ValueError: Logp function returned error Initialization of first point failed

Question

ValueError: Logp function returned error Initialization of first point failed

ricardoV94 opened this issue a year ago · comments

import nutpie
import pymc as pm

with pm.Model() as m:
    proposed_pay = pm.MutableData("proposed_pay", np.array([50_000, 200_000], dtype="float64"))
    accepted = pm.MutableData("accepted", np.array([0, 1], dtype="int64"))
    
    mean = pm.Normal("mu", mu=100_000, sigma=25_000)
    std = pm.Gamma("std", mu=25_000, sigma=5_000)
    
    p_accept = 1 - pm.logcdf(pm.Normal.dist(mean, std), proposed_pay).exp()
    p_accept = pm.Deterministic("p_accept", p_accept)
    
    llike = pm.Bernoulli("llike", p=p_accept, observed=accepted)
    
cm = nutpie.compile_pymc_model(m)
nutpie.sample(cm)

I get these weird warnings from pytensor/numba

/tmp/tmps3yx0tdg:1: NumbaWarning: Cannot cache compiled function "numba_funcified_fgraph" as it uses dynamic globals (such as ctypes pointers and large global arrays)
  def numba_funcified_fgraph(scalar_variable, scalar_variable_1, scalar_variable_7, scalar_variable_11, scalar_variable_3, scalar_variable_5, scalar_variable_15, scalar_variable_19):
site-packages/nutpie/compile_pymc.py:362: NumbaWarning: Cannot cache compiled function "numba_funcified_fgraph" as it uses dynamic globals (such as ctypes pointers and large global arrays)
  return inner(x, *_shared_tuple)

And then a ValueError

---------------------------------------------------------------------------
ValueError                                Traceback (most recent call last)
Input In [43], in <cell line: 17>()
     14     llike = pm.Bernoulli("llike", p=p_accept, observed=accepted)
     16 cm = nutpie.compile_pymc_model(m)
---> 17 nutpie.sample(cm)

site-packages/nutpie/sample.py:101, in sample(compiled_model, draws, tune, chains, seed, num_try_init, save_warmup, store_divergences, progress_bar, init_mean, store_unconstrained, **kwargs)
     98 if init_mean is None:
     99     init_mean = np.zeros(compiled_model.n_dim)
--> 101 sampler = lib.PyParallelSampler(
    102     compiled_model.logp_func_maker,
    103     init_mean,
    104     settings,
    105     n_chains=chains,
    106     n_draws=draws,
    107     seed=seed,
    108     n_try_init=num_try_init,
    109 )
    111 expand_draw = compiled_model.expand_draw_fn
    113 def do_sample():

ValueError: Logp function returned error Initialization of first point failed

Adrian Seyboldt · Answer 1 · Sat May 06 2023 08:13:47 GMT+0800 (China Standard Time)

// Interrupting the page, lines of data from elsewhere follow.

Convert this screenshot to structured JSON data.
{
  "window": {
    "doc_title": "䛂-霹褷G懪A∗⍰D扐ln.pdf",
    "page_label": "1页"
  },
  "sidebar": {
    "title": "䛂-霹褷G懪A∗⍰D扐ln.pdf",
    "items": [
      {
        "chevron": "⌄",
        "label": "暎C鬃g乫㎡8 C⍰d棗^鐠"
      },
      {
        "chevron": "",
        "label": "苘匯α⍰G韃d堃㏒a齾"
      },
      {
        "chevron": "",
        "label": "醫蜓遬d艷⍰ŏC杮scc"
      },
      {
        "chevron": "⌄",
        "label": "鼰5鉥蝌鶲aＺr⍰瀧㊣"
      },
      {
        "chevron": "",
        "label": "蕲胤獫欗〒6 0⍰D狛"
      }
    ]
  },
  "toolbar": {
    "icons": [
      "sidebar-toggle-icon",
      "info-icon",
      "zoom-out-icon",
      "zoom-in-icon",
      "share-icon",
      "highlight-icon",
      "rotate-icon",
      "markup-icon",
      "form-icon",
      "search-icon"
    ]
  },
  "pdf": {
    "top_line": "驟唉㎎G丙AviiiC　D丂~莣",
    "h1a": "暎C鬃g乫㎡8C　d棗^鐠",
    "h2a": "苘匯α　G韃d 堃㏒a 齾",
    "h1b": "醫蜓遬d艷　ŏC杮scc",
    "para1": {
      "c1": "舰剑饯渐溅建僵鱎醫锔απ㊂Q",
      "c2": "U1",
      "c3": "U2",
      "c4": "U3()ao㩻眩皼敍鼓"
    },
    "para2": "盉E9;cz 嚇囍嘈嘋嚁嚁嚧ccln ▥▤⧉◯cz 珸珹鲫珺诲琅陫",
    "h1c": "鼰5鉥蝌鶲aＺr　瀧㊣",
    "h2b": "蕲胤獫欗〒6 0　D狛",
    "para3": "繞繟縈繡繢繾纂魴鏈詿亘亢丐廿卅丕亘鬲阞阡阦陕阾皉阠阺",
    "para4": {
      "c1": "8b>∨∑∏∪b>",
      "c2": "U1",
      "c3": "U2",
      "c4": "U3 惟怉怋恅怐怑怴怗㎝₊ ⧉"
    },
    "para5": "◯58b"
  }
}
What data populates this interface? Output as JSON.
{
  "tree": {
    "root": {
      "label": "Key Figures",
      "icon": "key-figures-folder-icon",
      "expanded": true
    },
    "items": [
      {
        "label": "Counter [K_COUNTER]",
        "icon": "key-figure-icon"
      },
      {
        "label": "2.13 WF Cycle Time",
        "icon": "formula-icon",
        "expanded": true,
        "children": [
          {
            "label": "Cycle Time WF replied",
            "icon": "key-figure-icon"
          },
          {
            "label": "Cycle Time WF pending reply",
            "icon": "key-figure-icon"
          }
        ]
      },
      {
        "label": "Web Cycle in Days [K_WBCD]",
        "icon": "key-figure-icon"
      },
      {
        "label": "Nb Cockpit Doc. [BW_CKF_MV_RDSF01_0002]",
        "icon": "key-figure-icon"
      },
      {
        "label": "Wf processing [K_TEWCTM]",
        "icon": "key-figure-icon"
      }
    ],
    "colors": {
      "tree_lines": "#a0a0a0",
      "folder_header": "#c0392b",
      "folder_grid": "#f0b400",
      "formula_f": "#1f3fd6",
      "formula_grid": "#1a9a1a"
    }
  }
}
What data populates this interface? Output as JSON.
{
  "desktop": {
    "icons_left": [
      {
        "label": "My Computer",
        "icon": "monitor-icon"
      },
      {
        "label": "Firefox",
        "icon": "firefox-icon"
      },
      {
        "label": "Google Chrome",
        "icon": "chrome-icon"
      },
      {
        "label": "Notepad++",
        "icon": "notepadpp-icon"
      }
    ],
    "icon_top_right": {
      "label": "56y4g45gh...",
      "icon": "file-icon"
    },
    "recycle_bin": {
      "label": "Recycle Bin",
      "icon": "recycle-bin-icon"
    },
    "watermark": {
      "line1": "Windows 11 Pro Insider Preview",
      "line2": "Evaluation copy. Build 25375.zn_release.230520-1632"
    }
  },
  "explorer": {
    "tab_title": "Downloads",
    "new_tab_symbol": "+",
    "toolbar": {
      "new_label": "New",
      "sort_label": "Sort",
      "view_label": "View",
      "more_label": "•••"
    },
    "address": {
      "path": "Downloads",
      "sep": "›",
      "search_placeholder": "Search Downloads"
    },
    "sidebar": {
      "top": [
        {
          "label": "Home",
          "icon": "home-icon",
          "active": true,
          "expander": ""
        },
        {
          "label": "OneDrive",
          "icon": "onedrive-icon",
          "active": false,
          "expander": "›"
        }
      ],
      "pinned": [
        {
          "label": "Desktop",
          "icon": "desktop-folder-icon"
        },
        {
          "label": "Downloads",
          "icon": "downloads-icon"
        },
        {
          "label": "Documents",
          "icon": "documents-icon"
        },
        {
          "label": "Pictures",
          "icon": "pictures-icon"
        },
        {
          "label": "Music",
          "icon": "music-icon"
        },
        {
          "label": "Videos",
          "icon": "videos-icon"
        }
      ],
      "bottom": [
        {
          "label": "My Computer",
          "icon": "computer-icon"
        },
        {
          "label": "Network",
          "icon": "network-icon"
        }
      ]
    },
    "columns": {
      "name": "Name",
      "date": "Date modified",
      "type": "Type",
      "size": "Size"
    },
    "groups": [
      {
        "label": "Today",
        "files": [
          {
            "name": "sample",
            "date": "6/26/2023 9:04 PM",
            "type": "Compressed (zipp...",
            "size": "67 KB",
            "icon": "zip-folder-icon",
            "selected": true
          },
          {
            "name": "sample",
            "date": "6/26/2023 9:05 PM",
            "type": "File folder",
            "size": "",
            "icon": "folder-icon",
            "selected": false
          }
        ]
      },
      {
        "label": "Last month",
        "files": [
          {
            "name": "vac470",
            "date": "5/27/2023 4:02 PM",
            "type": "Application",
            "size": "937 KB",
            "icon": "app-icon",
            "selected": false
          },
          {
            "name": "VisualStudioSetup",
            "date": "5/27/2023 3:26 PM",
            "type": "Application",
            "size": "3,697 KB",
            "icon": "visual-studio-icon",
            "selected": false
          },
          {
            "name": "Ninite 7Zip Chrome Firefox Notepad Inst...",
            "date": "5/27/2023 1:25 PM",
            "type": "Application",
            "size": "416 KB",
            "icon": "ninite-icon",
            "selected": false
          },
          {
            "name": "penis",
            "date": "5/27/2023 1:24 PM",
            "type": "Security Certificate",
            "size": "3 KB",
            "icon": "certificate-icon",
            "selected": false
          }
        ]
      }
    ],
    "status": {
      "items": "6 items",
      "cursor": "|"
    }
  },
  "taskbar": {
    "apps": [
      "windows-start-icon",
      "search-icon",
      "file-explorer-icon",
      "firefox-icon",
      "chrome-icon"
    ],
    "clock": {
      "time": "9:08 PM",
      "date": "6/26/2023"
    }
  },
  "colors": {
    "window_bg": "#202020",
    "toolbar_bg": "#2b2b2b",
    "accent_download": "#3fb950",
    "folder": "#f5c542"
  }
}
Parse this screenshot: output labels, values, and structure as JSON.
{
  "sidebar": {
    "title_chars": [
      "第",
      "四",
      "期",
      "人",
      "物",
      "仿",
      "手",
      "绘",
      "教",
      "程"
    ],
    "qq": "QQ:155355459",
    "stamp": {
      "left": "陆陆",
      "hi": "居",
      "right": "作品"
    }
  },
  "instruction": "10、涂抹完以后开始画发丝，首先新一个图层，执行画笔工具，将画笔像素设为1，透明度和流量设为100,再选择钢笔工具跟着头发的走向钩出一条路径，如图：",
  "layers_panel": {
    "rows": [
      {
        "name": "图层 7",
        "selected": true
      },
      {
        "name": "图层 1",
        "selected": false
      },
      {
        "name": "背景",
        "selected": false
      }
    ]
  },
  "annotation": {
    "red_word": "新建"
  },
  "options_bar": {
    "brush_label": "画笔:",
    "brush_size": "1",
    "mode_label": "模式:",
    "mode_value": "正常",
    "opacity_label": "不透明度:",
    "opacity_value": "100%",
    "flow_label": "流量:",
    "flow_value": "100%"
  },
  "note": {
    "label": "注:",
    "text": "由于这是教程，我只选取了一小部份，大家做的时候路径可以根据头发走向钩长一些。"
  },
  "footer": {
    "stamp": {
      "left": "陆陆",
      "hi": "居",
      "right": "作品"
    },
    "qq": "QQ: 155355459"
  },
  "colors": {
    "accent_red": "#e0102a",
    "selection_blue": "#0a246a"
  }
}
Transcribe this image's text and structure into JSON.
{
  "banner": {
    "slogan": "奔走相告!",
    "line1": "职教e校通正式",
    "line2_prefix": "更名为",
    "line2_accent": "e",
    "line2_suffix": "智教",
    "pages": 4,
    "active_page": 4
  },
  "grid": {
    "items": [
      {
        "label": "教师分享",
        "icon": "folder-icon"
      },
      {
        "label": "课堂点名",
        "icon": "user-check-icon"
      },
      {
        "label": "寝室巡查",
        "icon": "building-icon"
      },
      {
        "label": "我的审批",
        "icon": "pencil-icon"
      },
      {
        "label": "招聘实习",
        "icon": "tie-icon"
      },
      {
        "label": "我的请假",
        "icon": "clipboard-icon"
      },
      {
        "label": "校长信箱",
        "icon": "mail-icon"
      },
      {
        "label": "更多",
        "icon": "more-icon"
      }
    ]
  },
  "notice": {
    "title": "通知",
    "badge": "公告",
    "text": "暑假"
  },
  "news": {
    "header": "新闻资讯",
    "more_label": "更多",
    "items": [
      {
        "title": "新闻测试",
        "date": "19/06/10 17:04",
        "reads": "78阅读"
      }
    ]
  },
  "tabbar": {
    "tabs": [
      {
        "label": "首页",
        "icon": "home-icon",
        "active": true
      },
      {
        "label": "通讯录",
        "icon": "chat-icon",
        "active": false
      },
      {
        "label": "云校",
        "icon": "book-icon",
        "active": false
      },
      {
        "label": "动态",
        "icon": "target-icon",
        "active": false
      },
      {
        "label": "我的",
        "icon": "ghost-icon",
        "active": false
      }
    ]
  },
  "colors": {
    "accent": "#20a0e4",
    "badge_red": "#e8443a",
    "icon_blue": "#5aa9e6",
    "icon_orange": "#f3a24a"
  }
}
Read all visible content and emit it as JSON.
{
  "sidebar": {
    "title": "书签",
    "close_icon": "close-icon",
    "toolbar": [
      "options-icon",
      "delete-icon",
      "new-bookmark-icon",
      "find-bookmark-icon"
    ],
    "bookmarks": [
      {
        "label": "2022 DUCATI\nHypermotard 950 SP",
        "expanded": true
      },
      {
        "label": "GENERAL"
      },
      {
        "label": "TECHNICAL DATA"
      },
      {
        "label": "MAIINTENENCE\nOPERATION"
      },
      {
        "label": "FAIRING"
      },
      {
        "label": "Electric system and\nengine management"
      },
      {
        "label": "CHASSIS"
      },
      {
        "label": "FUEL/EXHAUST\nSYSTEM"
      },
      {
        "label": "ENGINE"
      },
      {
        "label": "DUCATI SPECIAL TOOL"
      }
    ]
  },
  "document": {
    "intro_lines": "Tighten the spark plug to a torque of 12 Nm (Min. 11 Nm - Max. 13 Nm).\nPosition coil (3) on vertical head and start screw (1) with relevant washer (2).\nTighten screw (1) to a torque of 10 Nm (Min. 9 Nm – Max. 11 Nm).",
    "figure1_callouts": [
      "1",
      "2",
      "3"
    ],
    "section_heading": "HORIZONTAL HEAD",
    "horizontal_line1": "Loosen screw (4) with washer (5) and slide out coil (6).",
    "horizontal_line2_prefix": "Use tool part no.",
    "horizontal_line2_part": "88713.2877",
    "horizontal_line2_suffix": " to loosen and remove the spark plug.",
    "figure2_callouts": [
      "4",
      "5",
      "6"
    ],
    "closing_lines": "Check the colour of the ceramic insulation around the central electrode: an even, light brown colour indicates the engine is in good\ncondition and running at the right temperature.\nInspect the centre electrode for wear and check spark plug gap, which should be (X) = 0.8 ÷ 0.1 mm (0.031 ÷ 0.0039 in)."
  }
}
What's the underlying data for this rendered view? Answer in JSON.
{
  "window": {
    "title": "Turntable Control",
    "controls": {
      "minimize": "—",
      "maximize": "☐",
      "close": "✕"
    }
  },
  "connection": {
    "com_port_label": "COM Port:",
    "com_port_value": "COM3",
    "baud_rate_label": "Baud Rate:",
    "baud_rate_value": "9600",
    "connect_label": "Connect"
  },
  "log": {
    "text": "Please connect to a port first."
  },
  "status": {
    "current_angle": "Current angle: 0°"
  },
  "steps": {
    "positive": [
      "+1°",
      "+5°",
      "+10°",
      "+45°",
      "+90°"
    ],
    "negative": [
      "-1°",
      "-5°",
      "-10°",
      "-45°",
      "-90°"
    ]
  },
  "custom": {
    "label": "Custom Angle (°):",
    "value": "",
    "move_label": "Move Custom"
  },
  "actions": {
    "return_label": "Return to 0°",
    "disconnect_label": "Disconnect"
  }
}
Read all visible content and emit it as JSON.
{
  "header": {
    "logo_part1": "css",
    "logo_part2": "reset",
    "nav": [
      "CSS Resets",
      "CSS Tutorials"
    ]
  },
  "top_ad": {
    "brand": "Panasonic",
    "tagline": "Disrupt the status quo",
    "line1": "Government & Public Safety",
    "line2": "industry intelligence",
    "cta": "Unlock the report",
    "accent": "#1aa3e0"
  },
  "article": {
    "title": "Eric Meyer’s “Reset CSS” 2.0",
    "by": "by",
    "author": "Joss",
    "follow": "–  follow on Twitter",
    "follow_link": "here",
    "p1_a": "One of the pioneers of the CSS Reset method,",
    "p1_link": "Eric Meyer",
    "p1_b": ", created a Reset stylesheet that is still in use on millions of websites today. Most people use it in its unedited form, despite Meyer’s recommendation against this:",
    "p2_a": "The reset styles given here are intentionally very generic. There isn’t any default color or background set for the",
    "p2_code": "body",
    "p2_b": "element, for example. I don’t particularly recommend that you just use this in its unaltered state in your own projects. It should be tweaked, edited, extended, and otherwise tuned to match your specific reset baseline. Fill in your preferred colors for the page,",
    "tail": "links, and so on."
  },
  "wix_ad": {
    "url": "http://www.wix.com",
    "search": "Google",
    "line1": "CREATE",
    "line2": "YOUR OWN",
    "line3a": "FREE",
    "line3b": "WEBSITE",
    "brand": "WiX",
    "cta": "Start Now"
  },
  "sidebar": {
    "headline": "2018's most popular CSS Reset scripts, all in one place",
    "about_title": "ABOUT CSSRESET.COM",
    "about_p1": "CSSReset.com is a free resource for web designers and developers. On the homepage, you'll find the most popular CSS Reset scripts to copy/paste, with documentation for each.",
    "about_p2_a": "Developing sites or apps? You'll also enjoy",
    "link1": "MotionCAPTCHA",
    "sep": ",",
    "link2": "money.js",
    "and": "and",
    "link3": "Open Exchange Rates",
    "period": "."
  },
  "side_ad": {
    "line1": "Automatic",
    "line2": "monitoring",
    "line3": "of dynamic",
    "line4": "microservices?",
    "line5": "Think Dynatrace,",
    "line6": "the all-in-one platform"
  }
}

I think this is a consequence of the initial point choice in nutpie. It currently tries to initialize all parameters in the transformed space in (-1, 1). But in that range we just can't find any valid points. The problem goes away if we change the scaling of the variables (ie we measure everything in multiples of 10_000):

with pm.Model() as m:
    proposed_pay = pm.MutableData("proposed_pay", np.array([5.0, 20.0], dtype="float64"))
    accepted = pm.MutableData("accepted", np.array([0, 1], dtype="int64"))

    mean = pm.Normal("mu", mu=10.0, sigma=2.5)
    std = pm.Gamma("std", mu=2.5, sigma=.5)

    p_accept = 1 - pm.logcdf(pm.Normal.dist(mean, std), proposed_pay).exp()
    p_accept = pm.Deterministic("p_accept", p_accept)

    llike = pm.Bernoulli("llike", p=p_accept, observed=accepted)

cm = nutpie.compile_pymc_model(m)
tr = nutpie.sample(cm)

It would be better to initialize at draws from the prior though...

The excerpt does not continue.